Page MenuHomePhabricator

Export a collection of pages as a single document (PDF, HTML, printable) *client-side*
Open, Needs TriagePublic

Description

(This is probably a dup or quasi-dup, but this version is focused on a particular use case.)

One drawback of splitting a source document into multiple pages on wikisource (see T275319#9818815) is that it disrupts export, whether that's printing a split document or saving as a PDF or even (!) trying to load the entire thing as HTML into a single browser context to allow Ctrl-F search or whatever.

The old Collection extension used to provide a means of doing this, but it was poorly maintained, tried to do too many things, and its server-side rendering model didn't fit well within the jobs framework of MediaWiki/the WMF server cluster.
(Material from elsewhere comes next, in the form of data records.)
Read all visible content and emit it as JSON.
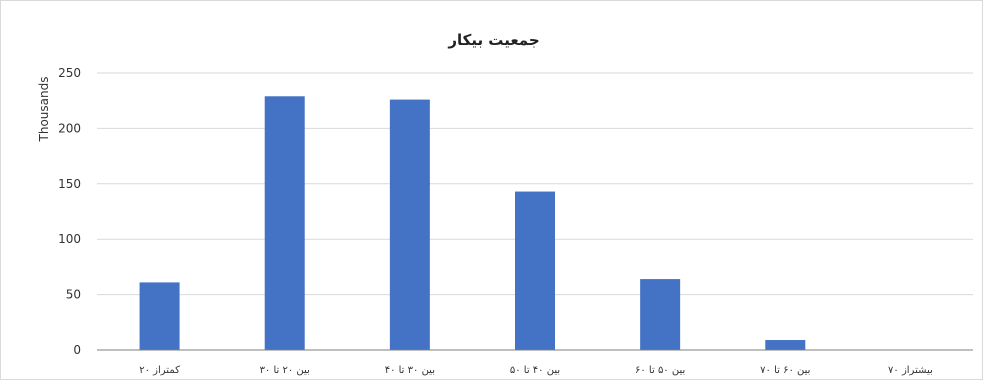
{
  "chart_data": {
    "type": "bar",
    "title": "جمعیت بیکار",
    "xlabel": "",
    "ylabel": "Thousands",
    "categories": [
      "کمتراز ۲۰",
      "بین ۲۰ تا ۳۰",
      "بین ۳۰ تا ۴۰",
      "بین ۴۰ تا ۵۰",
      "بین ۵۰ تا ۶۰",
      "بین ۶۰ تا ۷۰",
      "بیشتراز ۷۰"
    ],
    "values": [
      61,
      229,
      226,
      143,
      64,
      9,
      0
    ],
    "ylim": [
      0,
      250
    ],
    "yticks": [
      0,
      50,
      100,
      150,
      200,
      250
    ],
    "grid": true,
    "legend": "none",
    "colors": {
      "bar": "#4472C4"
    }
  }
}
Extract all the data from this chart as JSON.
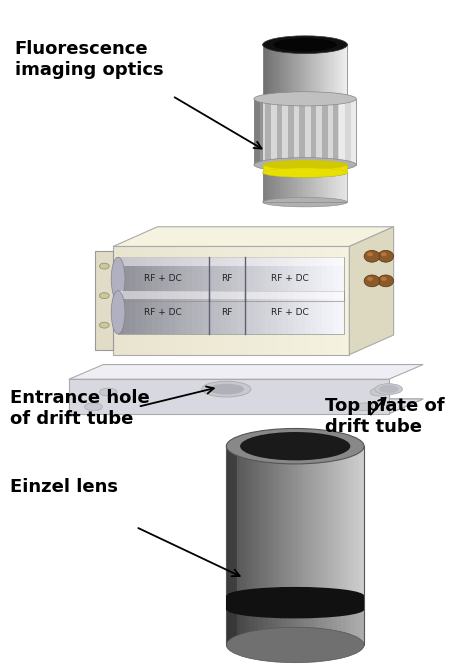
{
  "bg_color": "#ffffff",
  "labels": {
    "fluorescence": "Fluorescence\nimaging optics",
    "entrance": "Entrance hole\nof drift tube",
    "top_plate": "Top plate of\ndrift tube",
    "einzel": "Einzel lens"
  },
  "colors": {
    "lens_body": "#c8c8c8",
    "lens_mid": "#b0b0b0",
    "lens_dark": "#808080",
    "lens_light": "#e8e8e8",
    "lens_yellow": "#e8e000",
    "lens_black_top": "#111111",
    "trap_cream": "#f0eddc",
    "trap_top": "#f5f2e2",
    "trap_side": "#e0dcc8",
    "trap_base": "#dcdce8",
    "trap_base_top": "#e8e8f0",
    "rod_body": "#d8d8e0",
    "rod_light": "#f5f5f8",
    "rod_dark": "#909098",
    "connector": "#8b5a2b",
    "einzel_body": "#8a8a8a",
    "einzel_light": "#c0c0c0",
    "einzel_dark": "#404040",
    "einzel_band": "#1a1a1a",
    "arrow_color": "#000000",
    "label_color": "#000000"
  }
}
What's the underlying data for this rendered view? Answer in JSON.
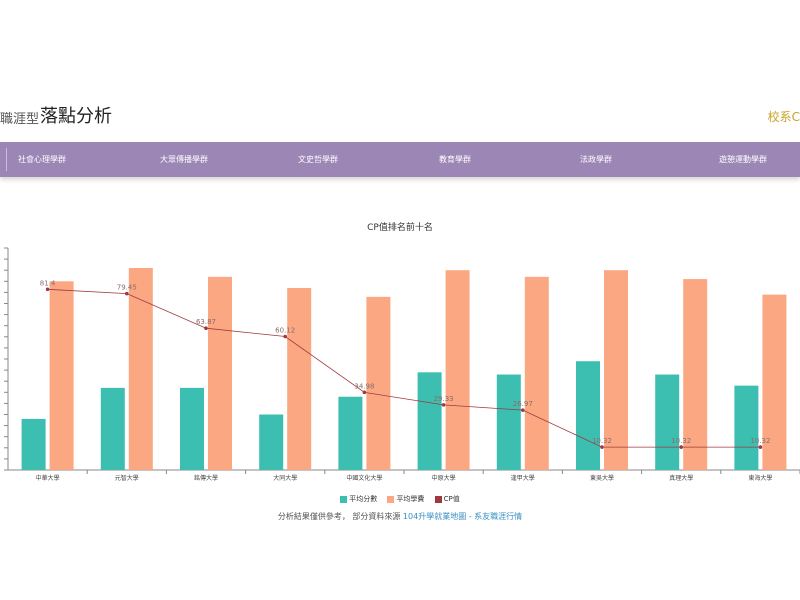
{
  "header": {
    "title_prefix": "職涯型",
    "title_main": "落點分析",
    "school_link": "校系C"
  },
  "tabs": [
    {
      "label": "社會心理學群"
    },
    {
      "label": "大眾傳播學群"
    },
    {
      "label": "文史哲學群"
    },
    {
      "label": "教育學群"
    },
    {
      "label": "法政學群"
    },
    {
      "label": "遊憩運動學群"
    }
  ],
  "chart_data": {
    "type": "bar",
    "title": "CP值排名前十名",
    "categories": [
      "中華大學",
      "元智大學",
      "銘傳大學",
      "大同大學",
      "中國文化大學",
      "中原大學",
      "逢甲大學",
      "東吳大學",
      "真理大學",
      "東海大學"
    ],
    "series": [
      {
        "name": "平均分數",
        "type": "bar",
        "color": "#3cbfb0",
        "values": [
          23,
          37,
          37,
          25,
          33,
          44,
          43,
          49,
          43,
          38
        ]
      },
      {
        "name": "平均學費",
        "type": "bar",
        "color": "#fba882",
        "values": [
          85,
          91,
          87,
          82,
          78,
          90,
          87,
          90,
          86,
          79
        ]
      },
      {
        "name": "CP值",
        "type": "line",
        "color": "#a0393f",
        "values": [
          81.4,
          79.45,
          63.87,
          60.12,
          34.98,
          29.33,
          26.97,
          10.32,
          10.32,
          10.32
        ]
      }
    ],
    "data_labels": [
      "81.4",
      "79.45",
      "63.87",
      "60.12",
      "34.98",
      "29.33",
      "26.97",
      "10.32",
      "10.32",
      "10.32"
    ],
    "ylim": [
      0,
      100
    ],
    "grid": false,
    "legend_position": "bottom-center"
  },
  "footer": {
    "note_prefix": "分析結果僅供參考，  部分資料來源",
    "link_text": "104升學就業地圖 - 系友職涯行情"
  }
}
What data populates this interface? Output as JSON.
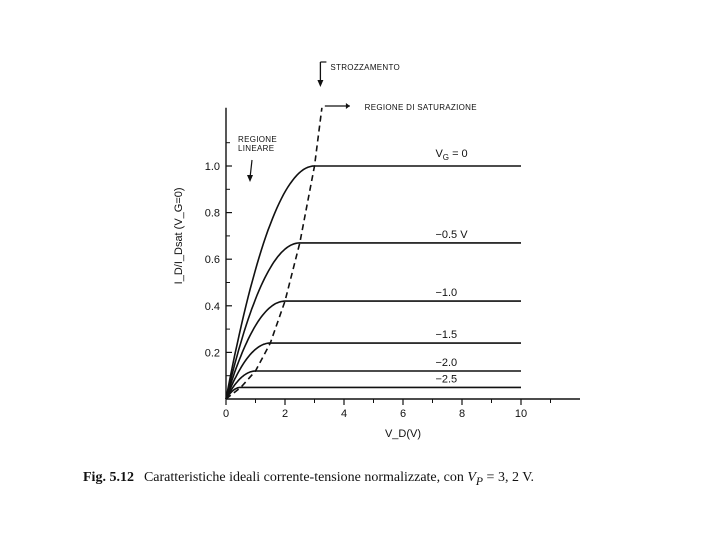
{
  "chart_data": {
    "type": "line",
    "xlabel": "V_D(V)",
    "ylabel": "I_D/I_Dsat (V_G=0)",
    "xlim": [
      0,
      12
    ],
    "ylim": [
      0,
      1.25
    ],
    "x_ticks": [
      "0",
      "2",
      "4",
      "6",
      "8",
      "10"
    ],
    "y_ticks": [
      "0.2",
      "0.4",
      "0.6",
      "0.8",
      "1.0"
    ],
    "grid": false,
    "series": [
      {
        "name": "V_G = 0",
        "label": "V",
        "label_sub": "G",
        "label_rest": " = 0",
        "vsat": 3.0,
        "isat": 1.0
      },
      {
        "name": "-0.5 V",
        "label": "−0.5 V",
        "vsat": 2.5,
        "isat": 0.67
      },
      {
        "name": "-1.0",
        "label": "−1.0",
        "vsat": 2.0,
        "isat": 0.42
      },
      {
        "name": "-1.5",
        "label": "−1.5",
        "vsat": 1.5,
        "isat": 0.24
      },
      {
        "name": "-2.0",
        "label": "−2.0",
        "vsat": 1.0,
        "isat": 0.12
      },
      {
        "name": "-2.5",
        "label": "−2.5",
        "vsat": 0.5,
        "isat": 0.05
      }
    ],
    "pinchoff_curve": {
      "style": "dashed"
    },
    "annotations": {
      "pinchoff": "STROZZAMENTO",
      "saturation": "REGIONE DI SATURAZIONE",
      "linear_line1": "REGIONE",
      "linear_line2": "LINEARE"
    }
  },
  "caption": {
    "fig_number": "Fig. 5.12",
    "text": "Caratteristiche ideali corrente-tensione normalizzate, con",
    "formula_var": "V",
    "formula_sub": "P",
    "formula_rest": " =  3, 2 V."
  }
}
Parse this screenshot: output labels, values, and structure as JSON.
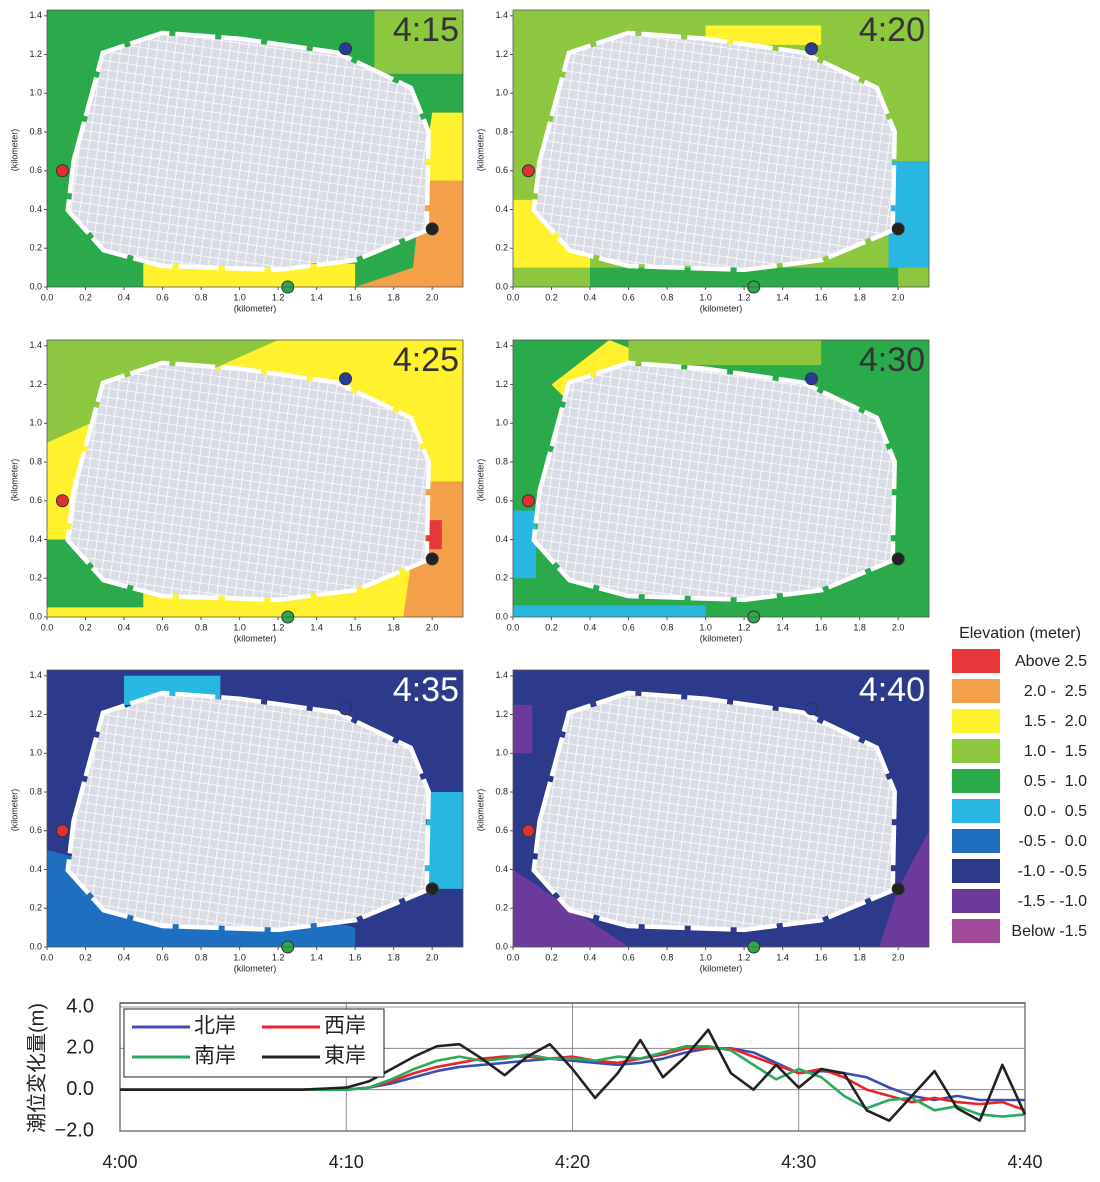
{
  "maps": [
    {
      "time": "4:15"
    },
    {
      "time": "4:20"
    },
    {
      "time": "4:25"
    },
    {
      "time": "4:30"
    },
    {
      "time": "4:35"
    },
    {
      "time": "4:40"
    }
  ],
  "map_axes": {
    "xlabel": "(kilometer)",
    "ylabel": "(kilometer)",
    "xlim": [
      0,
      2.16
    ],
    "ylim": [
      0,
      1.43
    ],
    "xticks": [
      {
        "value": 0,
        "label": "0.0"
      },
      {
        "value": 0.2,
        "label": "0.2"
      },
      {
        "value": 0.4,
        "label": "0.4"
      },
      {
        "value": 0.6,
        "label": "0.6"
      },
      {
        "value": 0.8,
        "label": "0.8"
      },
      {
        "value": 1,
        "label": "1.0"
      },
      {
        "value": 1.2,
        "label": "1.2"
      },
      {
        "value": 1.4,
        "label": "1.4"
      },
      {
        "value": 1.6,
        "label": "1.6"
      },
      {
        "value": 1.8,
        "label": "1.8"
      },
      {
        "value": 2,
        "label": "2.0"
      }
    ],
    "yticks": [
      {
        "value": 0,
        "label": "0.0"
      },
      {
        "value": 0.2,
        "label": "0.2"
      },
      {
        "value": 0.4,
        "label": "0.4"
      },
      {
        "value": 0.6,
        "label": "0.6"
      },
      {
        "value": 0.8,
        "label": "0.8"
      },
      {
        "value": 1,
        "label": "1.0"
      },
      {
        "value": 1.2,
        "label": "1.2"
      },
      {
        "value": 1.4,
        "label": "1.4"
      }
    ]
  },
  "legend": {
    "title": "Elevation (meter)",
    "items": [
      {
        "label": "Above 2.5",
        "color": "#e8373a"
      },
      {
        "label": "2.0 -  2.5",
        "color": "#f4a04a"
      },
      {
        "label": "1.5 -  2.0",
        "color": "#fff12e"
      },
      {
        "label": "1.0 -  1.5",
        "color": "#8dc63f"
      },
      {
        "label": "0.5 -  1.0",
        "color": "#2aaa4a"
      },
      {
        "label": "0.0 -  0.5",
        "color": "#29b6e0"
      },
      {
        "label": "-0.5 -  0.0",
        "color": "#1f6fc0"
      },
      {
        "label": "-1.0 - -0.5",
        "color": "#2d3a8c"
      },
      {
        "label": "-1.5 - -1.0",
        "color": "#6b3a9a"
      },
      {
        "label": "Below -1.5",
        "color": "#a24a9b"
      }
    ]
  },
  "chart_data": {
    "type": "line",
    "ylabel": "潮位変化量(m)",
    "x": [
      0,
      1,
      2,
      3,
      4,
      5,
      6,
      7,
      8,
      9,
      10,
      11,
      12,
      13,
      14,
      15,
      16,
      17,
      18,
      19,
      20,
      21,
      22,
      23,
      24,
      25,
      26,
      27,
      28,
      29,
      30,
      31,
      32,
      33,
      34,
      35,
      36,
      37,
      38,
      39,
      40
    ],
    "xlim": [
      0,
      40
    ],
    "xticks": [
      {
        "value": 0,
        "label": "4:00"
      },
      {
        "value": 10,
        "label": "4:10"
      },
      {
        "value": 20,
        "label": "4:20"
      },
      {
        "value": 30,
        "label": "4:30"
      },
      {
        "value": 40,
        "label": "4:40"
      }
    ],
    "ylim": [
      -2,
      4
    ],
    "yticks": [
      {
        "value": -2,
        "label": "−2.0"
      },
      {
        "value": 0,
        "label": "0.0"
      },
      {
        "value": 2,
        "label": "2.0"
      },
      {
        "value": 4,
        "label": "4.0"
      }
    ],
    "grid": true,
    "series": [
      {
        "name": "北岸",
        "color": "#3b4fb0",
        "values": [
          0,
          0,
          0,
          0,
          0,
          0,
          0,
          0,
          0,
          0,
          0,
          0.1,
          0.3,
          0.6,
          0.9,
          1.1,
          1.2,
          1.3,
          1.4,
          1.5,
          1.4,
          1.3,
          1.2,
          1.3,
          1.5,
          1.8,
          2.0,
          2.0,
          1.8,
          1.3,
          0.8,
          0.9,
          0.8,
          0.6,
          0.1,
          -0.3,
          -0.5,
          -0.3,
          -0.5,
          -0.5,
          -0.5
        ]
      },
      {
        "name": "西岸",
        "color": "#e8262a",
        "values": [
          0,
          0,
          0,
          0,
          0,
          0,
          0,
          0,
          0,
          0,
          0,
          0.1,
          0.4,
          0.8,
          1.1,
          1.3,
          1.5,
          1.6,
          1.6,
          1.5,
          1.6,
          1.4,
          1.3,
          1.5,
          1.7,
          2.0,
          2.0,
          2.0,
          1.6,
          1.2,
          0.8,
          1.0,
          0.6,
          0.0,
          -0.3,
          -0.6,
          -0.4,
          -0.6,
          -0.7,
          -0.6,
          -1.0
        ]
      },
      {
        "name": "南岸",
        "color": "#2aaa5a",
        "values": [
          0,
          0,
          0,
          0,
          0,
          0,
          0,
          0,
          0,
          0,
          0,
          0.1,
          0.5,
          1.0,
          1.4,
          1.6,
          1.4,
          1.5,
          1.7,
          1.5,
          1.5,
          1.4,
          1.6,
          1.5,
          1.8,
          2.1,
          2.1,
          1.9,
          1.2,
          0.5,
          1.0,
          0.6,
          -0.3,
          -0.9,
          -0.5,
          -0.4,
          -1.0,
          -0.8,
          -1.2,
          -1.3,
          -1.2
        ]
      },
      {
        "name": "東岸",
        "color": "#222222",
        "values": [
          0,
          0,
          0,
          0,
          0,
          0,
          0,
          0,
          0,
          0.05,
          0.1,
          0.4,
          1.0,
          1.6,
          2.1,
          2.2,
          1.5,
          0.7,
          1.6,
          2.2,
          1.0,
          -0.4,
          0.8,
          2.4,
          0.6,
          1.6,
          2.9,
          0.8,
          0.0,
          1.2,
          0.1,
          1.0,
          0.8,
          -1.0,
          -1.5,
          -0.3,
          0.9,
          -0.9,
          -1.5,
          1.2,
          -1.2
        ]
      }
    ]
  }
}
Related to the T365806 means of marking pages that should be chained together, it would be useful to have a means (gadget, special page, ...) to force loading all of the chained documents at once into the current browser window. Assuming that the user's browser had enough memory & etc, they could then print that page (aka "render to HTML"), save it, run Ctrl-F, etc. This is like a "force load" option for the T365806 infinite scroll feature.

As an extra bonus, perhaps this can be configured for a specific page range, so in the case of truly massive documents they could still be exported in 100 page chunks or whatever, which although imperfect is still 100x better than having to do it page-by-page.

The key change from earlier versions of this is that it is *client side*, which avoids the DoS and job scheduling issues. It also has some nice synergies with whatever markup mechanism (parser function? etc) used to drive T365806 infinite scroll, and doesn't require a separate heavyweight mechanism to name all the pages in the "book" the way that the Collection extension did.

Event Timeline

Doesn't the Wikisource extension already account for this ?

Stitching together HTML snippets could be done either on the server side or the client side, it's pretty harmless performance-wise. What's infeasible server-side (at least with a simplistic remote-controlled-browser approach) is rendering large PDFs.

@Tgr, as mentioned above the Wikisource extension appears to already doing this server-side on a separate WMCS cluster. Also, the Collection extension was removed from Wikisource a while ago (see T358437).